In our church, we are going thru the Gospel of Mark. In Mark 5 there is the wonderful account of a woman who had an issue of blood for 12 years. According to Lev 15, this meant that this woman had spent those 12 years in an experience of walking death. Everyone she touched became ritually unclean. She was prohibited from engaging in activities in the Temple, which represented the presence of God and the worship of Him. It is hard for us to comprehend what her life must have been like.
Added to that, Mark tells us that she had spent her everything she had on doctors in an attempt to be cured from this affliction (Mark 5:26). Clearly, a cure was not to be had. Eventually, we could assume this malady would lead to her death.

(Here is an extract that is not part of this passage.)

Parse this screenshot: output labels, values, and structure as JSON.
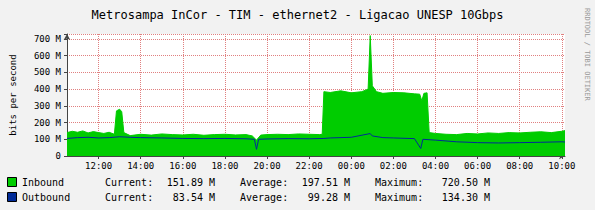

But she had heard about Jesus’ ability to heal, and He had come to her region. Perhaps she had even seen Him heal others. In Mark 3:10 it says that the sick were touching Jesus and were healed. She decided she would do the same.
She thought if she could touch His clothes she would be healed. My guess is that this would be a scary undertaking for someone who made others unclean by simply touching them for the last 12 year. When she touched the Lord, she was healed completely and instantaneously.

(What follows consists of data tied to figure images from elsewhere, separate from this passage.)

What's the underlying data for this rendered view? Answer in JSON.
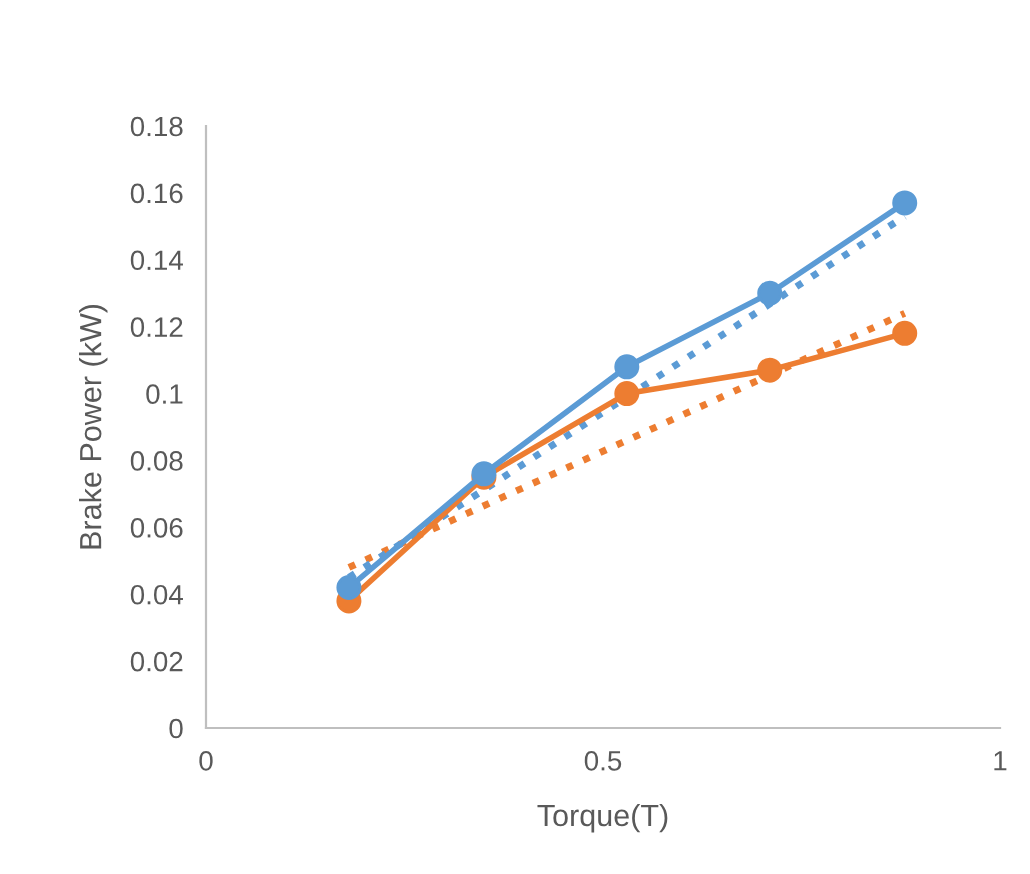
{
  "chart_data": {
    "type": "line",
    "xlabel": "Torque(T)",
    "ylabel": "Brake Power (kW)",
    "xlim": [
      0,
      1
    ],
    "xticks": [
      0,
      0.5,
      1
    ],
    "ylim": [
      0,
      0.18
    ],
    "yticks": [
      0,
      0.02,
      0.04,
      0.06,
      0.08,
      0.1,
      0.12,
      0.14,
      0.16,
      0.18
    ],
    "grid": false,
    "series": [
      {
        "color": "#5b9bd5",
        "x": [
          0.18,
          0.35,
          0.53,
          0.71,
          0.88
        ],
        "values": [
          0.042,
          0.076,
          0.108,
          0.13,
          0.157
        ],
        "marker": "circle",
        "line_style": "solid"
      },
      {
        "color": "#ed7d31",
        "x": [
          0.18,
          0.35,
          0.53,
          0.71,
          0.88
        ],
        "values": [
          0.038,
          0.075,
          0.1,
          0.107,
          0.118
        ],
        "marker": "circle",
        "line_style": "solid"
      },
      {
        "color": "#5b9bd5",
        "x": [
          0.18,
          0.88
        ],
        "values": [
          0.045,
          0.153
        ],
        "marker": "none",
        "line_style": "dotted"
      },
      {
        "color": "#ed7d31",
        "x": [
          0.18,
          0.88
        ],
        "values": [
          0.048,
          0.124
        ],
        "marker": "none",
        "line_style": "dotted"
      }
    ]
  }
}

Jesus knew that someone was healed by touching Him. When He saw her, He said, “Daughter, your faith has made you well. Go in peace, and be healed of your affliction” (Mark 5:34). He wanted her to know that it was her faith, not magic clothes that caused her healing.
The part of the Lord’s statement that caught my eye was when He told her to “go in peace.” For 12 years she had had no peace with anyone. She had been afflicted in every area of her life. The fact that she had been set free from her “affliction” meant more than she no longer had a physical ailment.
Recently, GES had a regional conference in Charlotte. The topic was Romans 5–8. That section starts off with this statement: “Therefore, having been justified by faith, we have peace with God through our Lord Jesus Christ” (Rom 5:1). When a person believes in Jesus for eternal life, he is declared righteous by God. Prior to that, the unbeliever is under the wrath of God. His experience is the opposite of being at peace. He is under the power of sin with no way out. His experience is one of death. But with faith in Christ, he has peace with God.
I cannot help but see this woman in Mark 5 as an illustration of what happens to the believer. She knew what had happened to her. She knew what a difference her faith in Jesus made. Before, she was alienated from the Temple and the presence of God, but the Messiah had changed everything. It is interesting to me that this is the only place in the NT where Jesus calls someone by the tender title of “daughter.” She was now at peace.
When we believed in Jesus we went from enmity with God to peace. We were set free from the power of sin. Prior to that, we were afflicted in ways we did not even realize.
Don’t you know that that woman walked away from her encounter with the Lord full of joy? She knew what the peace Jesus brought her meant. Do we?